Johns Hopkins Technology Improves Facial Transplant Results

Published in Insight - September 2015

In 2008, when craniofacial plastic surgeon Chad Gordon participated in the world’s first facial transplant surgery involving an upper jaw and teeth, he was frustrated to see that functionality could not be a primary goal.

“All that mattered initially was whether the face, bones and teeth would survive and not reject, but that didn’t mean our patient would chew without a problem,” says Gordon, co-director of the Multidisciplinary Adult Cranioplasty Center.

To ensure optimal chewing function, surgeons end up revising most face-jaw-teeth transplants, but Gordon aims to improve the situation with his Computer-Assisted Planning and Execution system. Developed with a team from Walter Reed National Military Medical Center, its biomechanical simulation function will allow surgeons “to calculate—before and during surgery—where patients’ jaws and teeth should be for them to chew as well as function their best,” Gordon says.
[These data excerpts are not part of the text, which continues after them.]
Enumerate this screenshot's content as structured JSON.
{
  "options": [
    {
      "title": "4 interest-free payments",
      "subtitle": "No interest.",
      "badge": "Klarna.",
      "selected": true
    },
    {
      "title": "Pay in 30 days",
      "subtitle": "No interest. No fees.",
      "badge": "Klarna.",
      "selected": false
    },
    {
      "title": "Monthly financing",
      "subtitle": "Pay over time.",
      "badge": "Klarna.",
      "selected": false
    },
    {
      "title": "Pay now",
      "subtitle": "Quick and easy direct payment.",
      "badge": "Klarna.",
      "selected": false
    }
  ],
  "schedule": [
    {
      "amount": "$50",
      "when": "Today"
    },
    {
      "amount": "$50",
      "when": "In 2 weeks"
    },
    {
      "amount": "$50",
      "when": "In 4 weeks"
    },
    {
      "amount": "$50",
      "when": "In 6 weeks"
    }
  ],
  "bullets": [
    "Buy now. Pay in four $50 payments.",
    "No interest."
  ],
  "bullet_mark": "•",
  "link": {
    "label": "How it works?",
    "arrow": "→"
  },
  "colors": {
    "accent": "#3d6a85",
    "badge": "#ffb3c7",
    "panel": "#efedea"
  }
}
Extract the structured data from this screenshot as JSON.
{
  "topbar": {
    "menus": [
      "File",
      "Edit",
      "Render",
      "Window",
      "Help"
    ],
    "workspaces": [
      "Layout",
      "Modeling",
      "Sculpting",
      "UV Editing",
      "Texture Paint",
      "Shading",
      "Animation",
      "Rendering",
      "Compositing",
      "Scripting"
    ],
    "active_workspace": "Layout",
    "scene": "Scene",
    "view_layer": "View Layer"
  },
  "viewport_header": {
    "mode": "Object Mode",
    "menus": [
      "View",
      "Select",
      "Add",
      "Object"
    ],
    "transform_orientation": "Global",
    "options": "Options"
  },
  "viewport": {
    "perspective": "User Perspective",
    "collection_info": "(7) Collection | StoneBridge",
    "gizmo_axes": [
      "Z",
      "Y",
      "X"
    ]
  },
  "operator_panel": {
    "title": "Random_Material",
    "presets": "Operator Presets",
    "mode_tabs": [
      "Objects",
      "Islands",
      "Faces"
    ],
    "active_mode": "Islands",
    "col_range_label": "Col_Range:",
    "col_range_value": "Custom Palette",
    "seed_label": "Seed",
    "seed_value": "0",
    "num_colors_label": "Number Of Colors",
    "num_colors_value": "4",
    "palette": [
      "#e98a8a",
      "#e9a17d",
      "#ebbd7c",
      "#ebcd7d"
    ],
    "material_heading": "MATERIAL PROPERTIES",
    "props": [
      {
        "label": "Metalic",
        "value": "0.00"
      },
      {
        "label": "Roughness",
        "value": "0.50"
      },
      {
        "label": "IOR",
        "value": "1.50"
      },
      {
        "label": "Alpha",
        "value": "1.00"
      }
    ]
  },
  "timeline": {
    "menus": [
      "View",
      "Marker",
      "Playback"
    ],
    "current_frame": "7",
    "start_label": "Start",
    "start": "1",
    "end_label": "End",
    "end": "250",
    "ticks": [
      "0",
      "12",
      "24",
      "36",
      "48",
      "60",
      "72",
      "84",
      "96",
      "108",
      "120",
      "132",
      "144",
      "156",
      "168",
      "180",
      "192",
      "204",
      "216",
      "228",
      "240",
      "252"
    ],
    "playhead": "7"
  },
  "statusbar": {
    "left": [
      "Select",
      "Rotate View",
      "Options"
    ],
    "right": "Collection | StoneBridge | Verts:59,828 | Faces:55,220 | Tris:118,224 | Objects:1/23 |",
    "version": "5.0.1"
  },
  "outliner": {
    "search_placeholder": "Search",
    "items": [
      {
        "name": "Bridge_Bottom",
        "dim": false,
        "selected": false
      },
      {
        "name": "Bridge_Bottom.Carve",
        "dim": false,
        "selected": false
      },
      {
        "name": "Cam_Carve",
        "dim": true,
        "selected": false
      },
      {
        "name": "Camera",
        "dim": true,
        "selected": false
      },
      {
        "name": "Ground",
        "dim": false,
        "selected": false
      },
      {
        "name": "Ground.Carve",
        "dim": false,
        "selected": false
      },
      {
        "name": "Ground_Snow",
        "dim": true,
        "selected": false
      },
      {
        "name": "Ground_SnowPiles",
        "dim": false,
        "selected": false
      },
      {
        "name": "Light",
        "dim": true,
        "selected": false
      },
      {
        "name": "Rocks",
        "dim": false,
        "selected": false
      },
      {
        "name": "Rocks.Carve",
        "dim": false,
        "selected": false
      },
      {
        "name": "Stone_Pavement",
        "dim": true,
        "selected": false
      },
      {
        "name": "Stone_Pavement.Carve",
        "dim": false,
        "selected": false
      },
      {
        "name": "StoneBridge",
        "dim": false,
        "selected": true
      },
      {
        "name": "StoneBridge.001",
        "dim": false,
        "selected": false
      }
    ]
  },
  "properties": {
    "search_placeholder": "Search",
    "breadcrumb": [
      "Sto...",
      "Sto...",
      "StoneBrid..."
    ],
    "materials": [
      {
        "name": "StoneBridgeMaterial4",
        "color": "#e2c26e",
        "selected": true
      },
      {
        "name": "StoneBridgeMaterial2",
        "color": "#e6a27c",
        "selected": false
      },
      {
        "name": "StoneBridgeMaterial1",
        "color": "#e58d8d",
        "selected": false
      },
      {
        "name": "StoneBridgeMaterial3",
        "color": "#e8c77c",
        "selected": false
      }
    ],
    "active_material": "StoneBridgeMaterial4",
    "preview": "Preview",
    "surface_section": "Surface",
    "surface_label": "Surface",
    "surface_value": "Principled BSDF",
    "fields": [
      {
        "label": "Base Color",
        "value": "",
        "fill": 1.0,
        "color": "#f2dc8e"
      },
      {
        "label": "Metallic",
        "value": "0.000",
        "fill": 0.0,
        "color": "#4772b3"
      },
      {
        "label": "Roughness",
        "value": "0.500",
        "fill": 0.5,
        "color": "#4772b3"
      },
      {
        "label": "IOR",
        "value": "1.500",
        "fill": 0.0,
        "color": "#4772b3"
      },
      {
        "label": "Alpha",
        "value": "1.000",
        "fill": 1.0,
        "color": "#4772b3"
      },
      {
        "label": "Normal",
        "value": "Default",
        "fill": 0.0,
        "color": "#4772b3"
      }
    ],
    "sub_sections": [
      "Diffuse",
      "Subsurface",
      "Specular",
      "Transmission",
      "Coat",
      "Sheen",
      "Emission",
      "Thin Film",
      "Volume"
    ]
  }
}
In Gordon’s system, a surgery team uploads CT scans of patient and donor facial skeletons to a software platform to digitally visualize the surgery’s results ahead of time. During two simultaneous operations—one extracting the transplant, and the other affixing it to the patient—antennae attached to patient and donor heads transmit the faces’ locations to the software platform so the system can direct surgeons where to cut and affix. Surgeons also use customized cutting templates—created before surgery and placed on patient and donor faces during surgery—with three-dimensional tracking devices to guide the operations. Surgeons must cut and affix the face-jaw-teeth transplant in just the right way to make chewing ideal.

Gordon and his team are perfecting the system through swine trials, and they’re talking with several major technology companies about integrating the platform with operating room computers. They also have taken out nine patents and received several national grant awards, and they expect to release the system within four to six years.